Management of Recurrent Collaural Fistula: A Case Report

Shalima P. S.
,
Shashikant A. Pol
,
Arjun Dass
,
Nitin Gupta

Subject Editor:
Further Information

Publication History

Publication Date:
30 September 2019 (online)

  

Introduction Collaural fistula or cervicoaural fistula is a rare anomaly accounting for less than 8% of first branchial cleft anomaly. Aberrant development of first branchial cleft may lead to formation of a cervical cyst or sinus in the region of ear.

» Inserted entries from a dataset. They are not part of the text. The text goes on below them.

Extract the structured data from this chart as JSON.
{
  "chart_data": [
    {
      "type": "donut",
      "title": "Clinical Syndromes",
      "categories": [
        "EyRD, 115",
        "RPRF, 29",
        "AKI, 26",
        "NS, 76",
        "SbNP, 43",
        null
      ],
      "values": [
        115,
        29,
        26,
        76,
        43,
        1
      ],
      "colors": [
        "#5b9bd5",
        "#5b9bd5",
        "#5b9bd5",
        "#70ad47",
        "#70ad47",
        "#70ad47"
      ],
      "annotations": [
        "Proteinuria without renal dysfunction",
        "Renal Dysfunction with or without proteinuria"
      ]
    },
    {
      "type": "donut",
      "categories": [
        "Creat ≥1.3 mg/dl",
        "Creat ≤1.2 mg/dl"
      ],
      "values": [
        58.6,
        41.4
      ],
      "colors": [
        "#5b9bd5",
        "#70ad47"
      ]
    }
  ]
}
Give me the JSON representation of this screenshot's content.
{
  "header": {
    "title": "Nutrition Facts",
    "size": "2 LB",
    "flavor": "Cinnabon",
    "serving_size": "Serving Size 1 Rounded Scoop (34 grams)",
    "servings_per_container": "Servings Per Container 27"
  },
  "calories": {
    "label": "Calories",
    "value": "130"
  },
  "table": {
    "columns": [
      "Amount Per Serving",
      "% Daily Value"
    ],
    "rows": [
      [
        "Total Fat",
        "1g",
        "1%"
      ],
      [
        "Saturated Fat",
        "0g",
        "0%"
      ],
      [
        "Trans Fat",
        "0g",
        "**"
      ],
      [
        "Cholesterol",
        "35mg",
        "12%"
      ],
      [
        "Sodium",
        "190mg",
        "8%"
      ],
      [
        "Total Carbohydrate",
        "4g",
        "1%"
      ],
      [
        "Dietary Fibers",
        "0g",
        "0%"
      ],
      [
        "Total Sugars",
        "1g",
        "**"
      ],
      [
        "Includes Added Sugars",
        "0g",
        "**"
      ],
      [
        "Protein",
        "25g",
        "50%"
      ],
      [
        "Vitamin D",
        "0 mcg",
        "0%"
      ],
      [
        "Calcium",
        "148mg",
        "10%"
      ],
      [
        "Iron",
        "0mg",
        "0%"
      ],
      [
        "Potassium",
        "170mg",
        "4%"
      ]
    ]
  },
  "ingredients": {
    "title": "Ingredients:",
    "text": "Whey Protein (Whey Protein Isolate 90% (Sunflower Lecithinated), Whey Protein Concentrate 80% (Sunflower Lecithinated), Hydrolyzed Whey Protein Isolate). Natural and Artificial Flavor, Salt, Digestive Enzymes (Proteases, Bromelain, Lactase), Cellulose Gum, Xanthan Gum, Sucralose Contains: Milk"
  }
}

Case Report We reported a case of a 4-year-old girl who presented with recurrent swelling in right infra-auricular region from 6 months of age. She had undergone incision and drainage of the swelling thrice at various peripheral hospitals over past 3.5 years. On examination, two sinuses were noticed surrounding lobule of right pinna of which one was present posterior to the lobule and second was present just above lobule at lateral most part of conchal cartilage.

Discussion Diagnosis of recurrent infected collaural fistula requires detailed clinical examination for presence of multiple sinuses surrounding the lobule and external auditory canal. In case of nonvisibility of sinus in external auditory canal, microscopic examination should be done. CT sonogram and MRI are useful diagnostic tools for recurrent infected fistulas. Surgical excision of whole tract is the definitive treatment but superficial parotidectomy along with it can reduce chances of recurrence significantly. If more than 30% of the circumference of external auditory canal is involved then split skin grafting is required for the coverage.

Conclusion Diagnosis of collaural fistula should be kept in mind whenever there is recurrent postaural or infra-aural swelling mainly in pediatric patients. Superficial parotidectomy along with complete excision reduces the recurrence rate. Facial nerve palsy can be a devastating complication of surgery.